O atelier musical teve início há dois anos quando o Centro sentiu que as respostas que tinham não eram suficientes para responder aos desafios de uma população fragilizada como era as pessoas sem-abrigo na região de Setúbal.

“Não há transformação sem haver primeiro validação. Como é que me consigo transformar se eu não me conheço, se não vou ao fundo de mim, da minha essência”, questiona a psicóloga.

Acompanhados ao piano pelo professor Carlos Xavier, os utentes vão aprendendo “algumas técnicas para estar em palco, saber estar com o outro” e, progressivamente, “cantar em conjunto”.
“O que eu fiz em primeiro lugar foi perceber quais seriam as canções significativas na sua vida.

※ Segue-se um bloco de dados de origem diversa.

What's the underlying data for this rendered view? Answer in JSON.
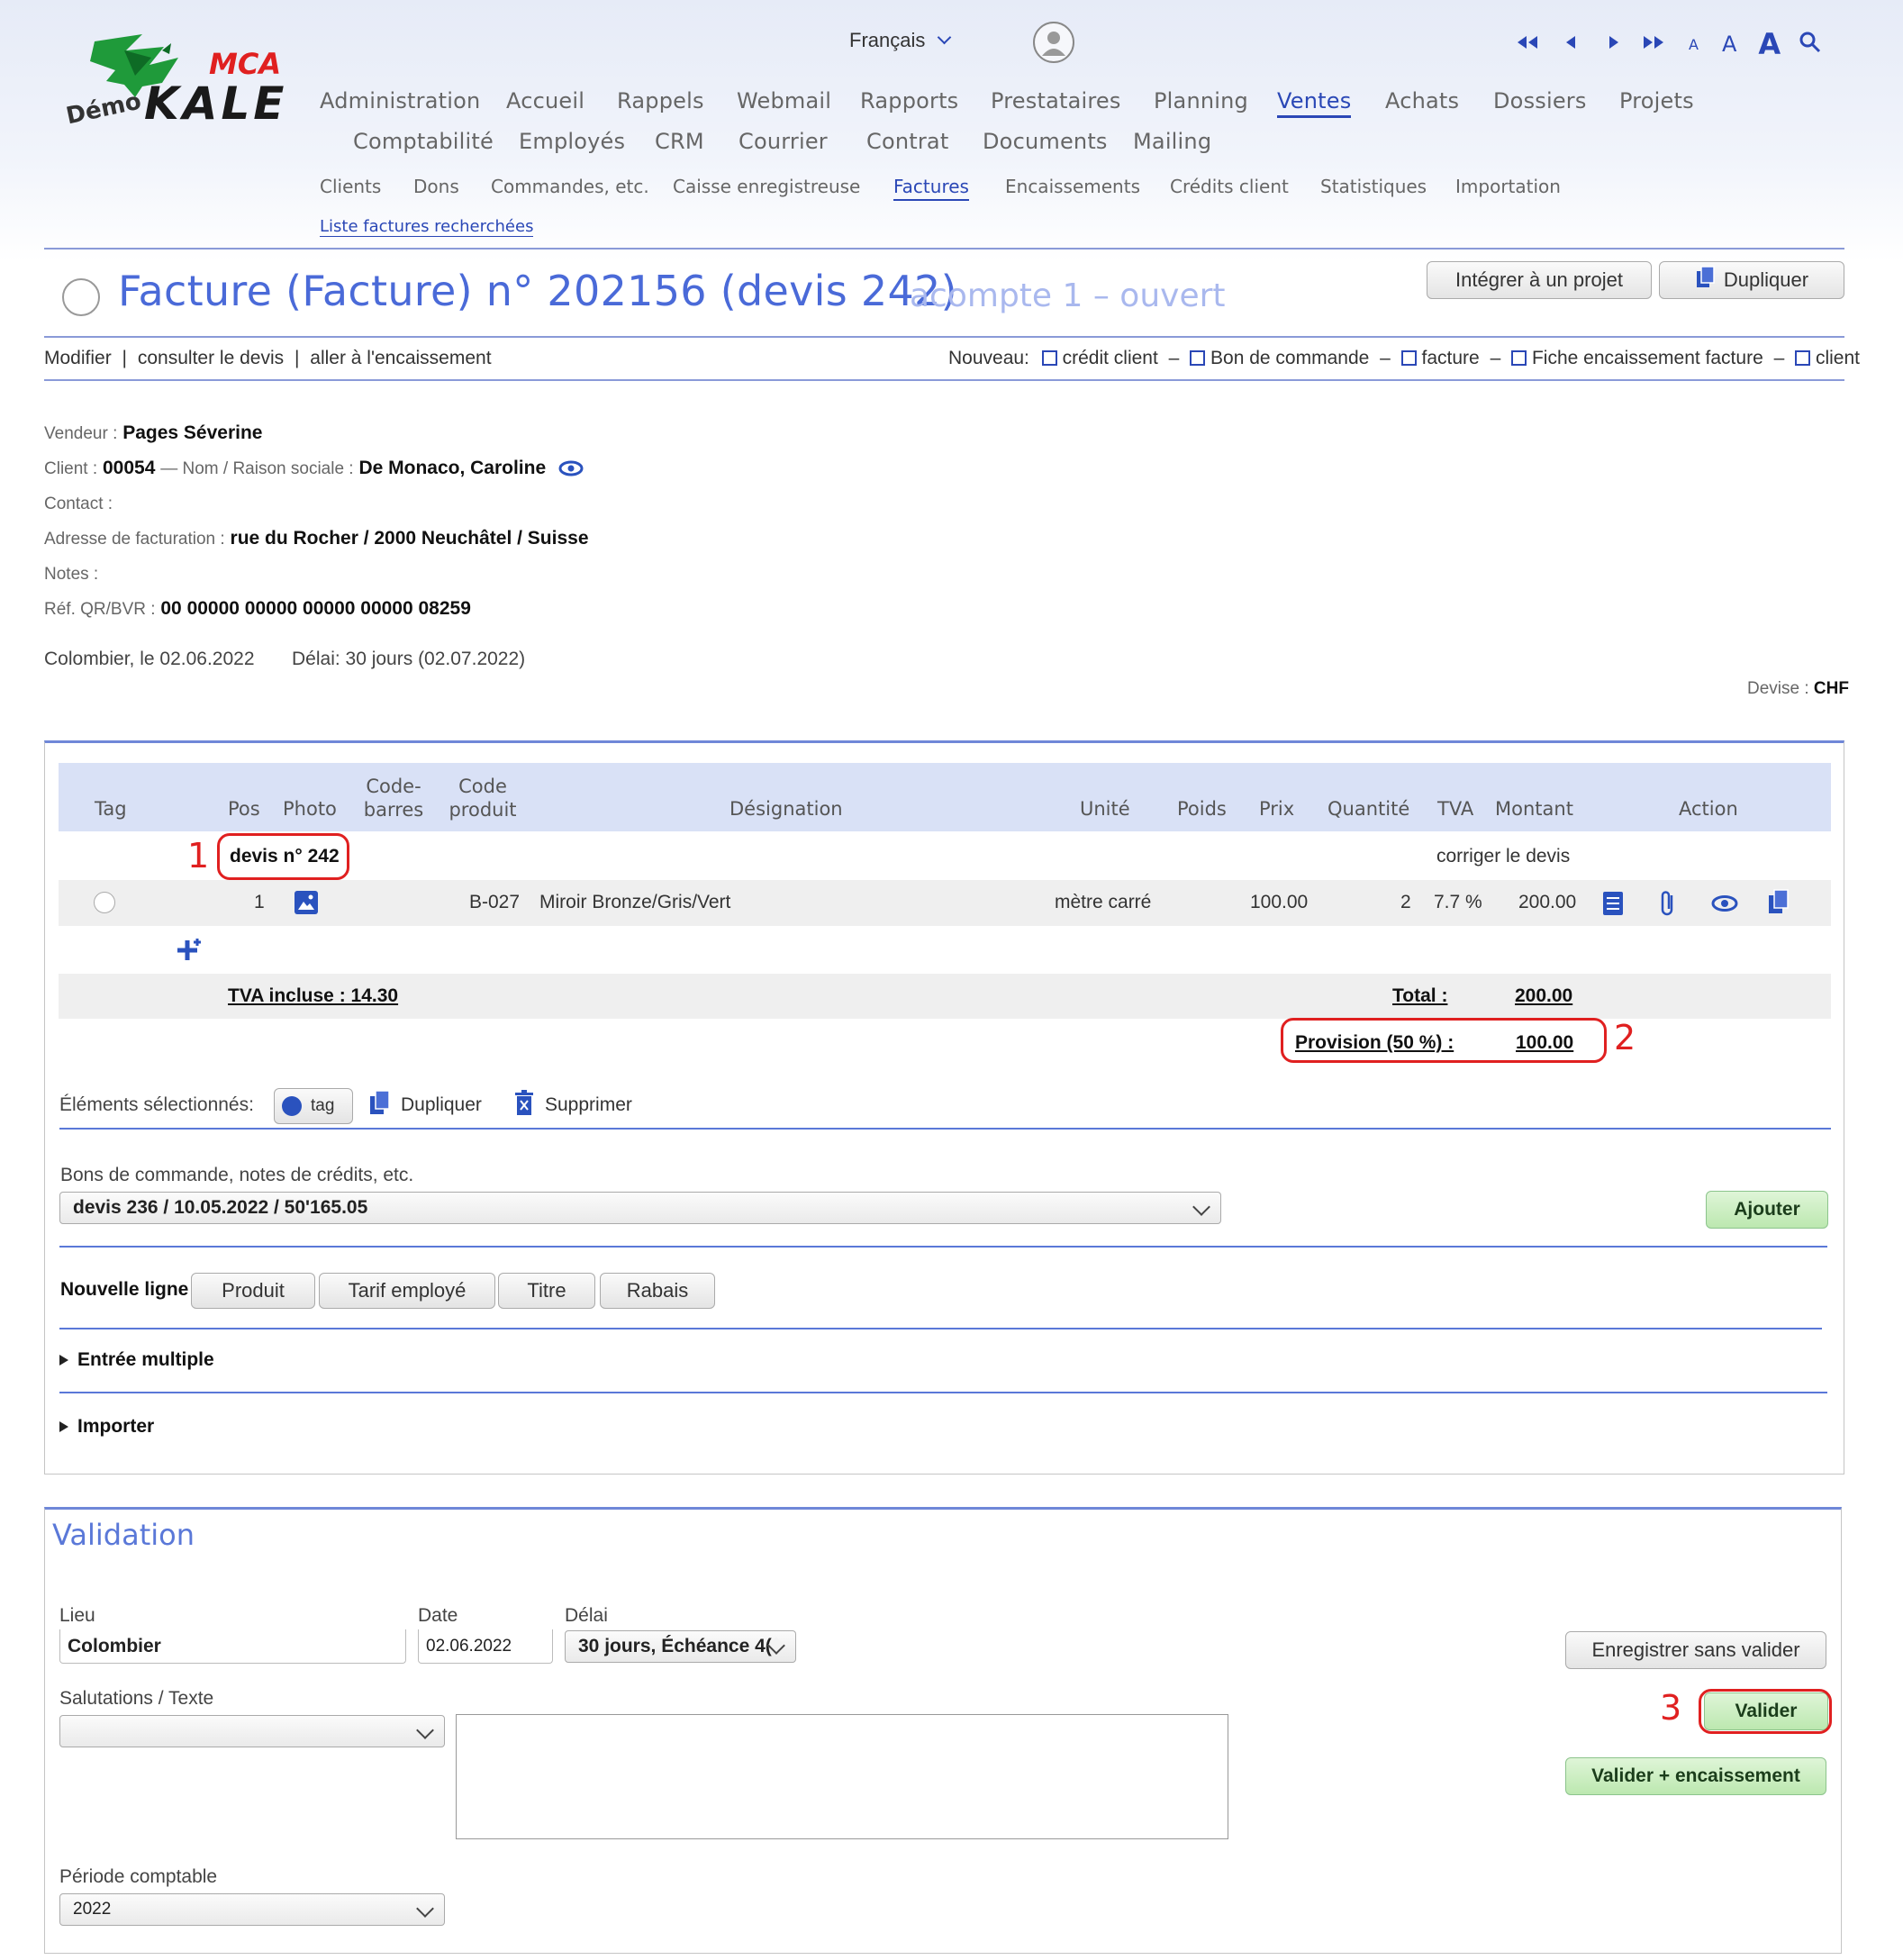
{
  "header": {
    "language": "Français",
    "logo_text_top": "MCA",
    "logo_text_left": "Démo",
    "logo_text_main": "KALE",
    "main_nav": [
      "Administration",
      "Accueil",
      "Rappels",
      "Webmail",
      "Rapports",
      "Prestataires",
      "Planning",
      "Ventes",
      "Achats",
      "Dossiers",
      "Projets",
      "Comptabilité",
      "Employés",
      "CRM",
      "Courrier",
      "Contrat",
      "Documents",
      "Mailing"
    ],
    "active_main": "Ventes",
    "sub_nav": [
      "Clients",
      "Dons",
      "Commandes, etc.",
      "Caisse enregistreuse",
      "Factures",
      "Encaissements",
      "Crédits client",
      "Statistiques",
      "Importation"
    ],
    "active_sub": "Factures",
    "sub_link": "Liste factures recherchées",
    "font_size_letters": [
      "A",
      "A",
      "A"
    ]
  },
  "page": {
    "title": "Facture (Facture) n° 202156 (devis 242)",
    "status": "acompte 1 – ouvert",
    "btn_integrate": "Intégrer à un projet",
    "btn_duplicate": "Dupliquer",
    "actions": {
      "modify": "Modifier",
      "sep1": "|",
      "consult": "consulter le devis",
      "sep2": "|",
      "goto": "aller à l'encaissement"
    },
    "new_label": "Nouveau:",
    "new_links": [
      "crédit client",
      "Bon de commande",
      "facture",
      "Fiche encaissement facture",
      "client"
    ],
    "new_sep": "–"
  },
  "info": {
    "vendeur_label": "Vendeur :",
    "vendeur": "Pages Séverine",
    "client_label": "Client :",
    "client_no": "00054",
    "nom_label": "— Nom / Raison sociale :",
    "client_name": "De Monaco, Caroline",
    "contact_label": "Contact :",
    "adresse_label": "Adresse de facturation :",
    "adresse": "rue du Rocher / 2000 Neuchâtel / Suisse",
    "notes_label": "Notes :",
    "ref_label": "Réf. QR/BVR :",
    "ref": "00 00000 00000 00000 00000 08259",
    "place_date": "Colombier, le 02.06.2022",
    "delai": "Délai: 30 jours (02.07.2022)",
    "devise_label": "Devise :",
    "devise": "CHF"
  },
  "table": {
    "headers": {
      "tag": "Tag",
      "pos": "Pos",
      "photo": "Photo",
      "code_barres_1": "Code-",
      "code_barres_2": "barres",
      "code_produit_1": "Code",
      "code_produit_2": "produit",
      "designation": "Désignation",
      "unite": "Unité",
      "poids": "Poids",
      "prix": "Prix",
      "quantite": "Quantité",
      "tva": "TVA",
      "montant": "Montant",
      "action": "Action"
    },
    "group_label": "devis n° 242",
    "group_action": "corriger le devis",
    "rows": [
      {
        "pos": "1",
        "code": "B-027",
        "designation": "Miroir Bronze/Gris/Vert",
        "unite": "mètre carré",
        "prix": "100.00",
        "quantite": "2",
        "tva": "7.7 %",
        "montant": "200.00"
      }
    ],
    "tva_incluse": "TVA incluse : 14.30",
    "total_label": "Total :",
    "total": "200.00",
    "provision_label": "Provision (50 %) :",
    "provision": "100.00"
  },
  "annotations": {
    "n1": "1",
    "n2": "2",
    "n3": "3"
  },
  "selected": {
    "label": "Éléments sélectionnés:",
    "tag": "tag",
    "duplicate": "Dupliquer",
    "delete": "Supprimer"
  },
  "bons": {
    "label": "Bons de commande, notes de crédits, etc.",
    "selected": "devis 236 / 10.05.2022 / 50'165.05",
    "add": "Ajouter"
  },
  "new_line": {
    "label": "Nouvelle ligne",
    "buttons": [
      "Produit",
      "Tarif employé",
      "Titre",
      "Rabais"
    ]
  },
  "sections": {
    "multiple": "Entrée multiple",
    "import": "Importer"
  },
  "validation": {
    "title": "Validation",
    "lieu_label": "Lieu",
    "lieu": "Colombier",
    "date_label": "Date",
    "date": "02.06.2022",
    "delai_label": "Délai",
    "delai": "30 jours, Échéance 4(",
    "salutations_label": "Salutations / Texte",
    "periode_label": "Période comptable",
    "periode": "2022",
    "btn_save": "Enregistrer sans valider",
    "btn_validate": "Valider",
    "btn_validate_enc": "Valider + encaissement"
  },
  "colors": {
    "accent": "#2a47b6",
    "title_blue": "#4a6ad8",
    "annotation_red": "#e02020",
    "green_button": "#bce8b0",
    "header_row": "#d9e1f6"
  }
}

Podiam ser ou não auto biográficas, poderiam falar de uma perda ou dor, mas nós não teríamos de saber isso”, esclarece o professor que assume este trabalho voluntário.

O espaço do atelier musical permite quebrar barreiras que anos de rua ajudaram a erguer.

“Depois, pusemo-los a dançar. No início tinham vergonha de se tocar. Traziam as representações da rua e na rua as pessoas não se tocam ou só se tocam pela força”, sugere.

Hoje no atelier não se distinguem utentes e técnicos pois, afirma Ana Gaspar, o centro social “é uma casa de afetos” cuja “repercussão máxima” se atinge nos espaços artísticos.

No grupo que participa no atelier estão pessoas que estiveram no encerramento do Jubileu da Misericórdia, em 2016, ocasião em que o Papa Francisco convocou o Dia Mundial dos Pobres.

António Alexandre mantém no pulso a pulseira que há um ano atrás lhe deu acesso à primeira fila para ouvir o Papa falar dos pobres.

“Daqui não desaparece, só quando eu morrer”, afirma prontamente o antigo pescador de 70 anos, que encontra no Centro Social São Francisco Xavier um espaço onde o tratam bem.

Também Maria da Conceição Fraga enaltece a postura de Francisco que “olha para as pessoas, não para o seu umbigo”.

“Ele pensa nos pobres. Isso é o que mais motiva admiração. Ele teve uma atenção e um carinho para as pessoas de Setúbal. A Basílica estava cheia até à porta e nós ficamos à frente de todos.

Saí de lá a pensar um pouco melhor”, explica esta senhora de 58 anos que começou por ser ajudada na cantina social e se deixou desafiar para o atelier musical.

Se o encontro com o Papa Francisco marcou quem lá esteve, a mudança de vida é operada pela relação que se cria entre utentes e funcionários.

“À medida que o tempo foi passando os utentes chegavam ao espaço de refeição e eles próprios já iam abraçar e cumprimentar a auxiliar. Já fazem esse movimento o que é extraordinário porque estamos a falar de pessoas que entravam de cabeça no chão e não a levantavam sem sair do espaço”, relembra a psicóloga.

Hoje olham de frente porque, assume Ana Gaspar, “foram validadas naquilo que são”.

A valência «Tornar a Ser», a par de outra resposta «Saber Viver Cada Dia» destinada a apoiar os doentes com Sida e as suas famílias, são propostas do Centro Social São Francisco Xavier, que efetivam o desafio do Papa Francisco para caminhar lado a lado com os mais pobres, numa “autodescoberta” de utentes e funcionários.

“A questão da verticalidade entre utente e doutor dissipa-se. Este é um grupo muito homogéneo, todos trabalhamos, decidimos, construímos em conjunto. A verticalidade dá lugar à horizontalidade que, na nossa opinião, é muito promotora de mudança em todos, inclusivamente em nós. Temos crescido imenso e feito muitas descobertas”, enfatiza Ana Gaspar.

A reportagem da Ecclesia assistiu ao atelier musical durante o ensaio para a atuação do grupo na celebração do Dia Mundial dos Pobres, marcado para amanhã, dia 19, em Lisboa.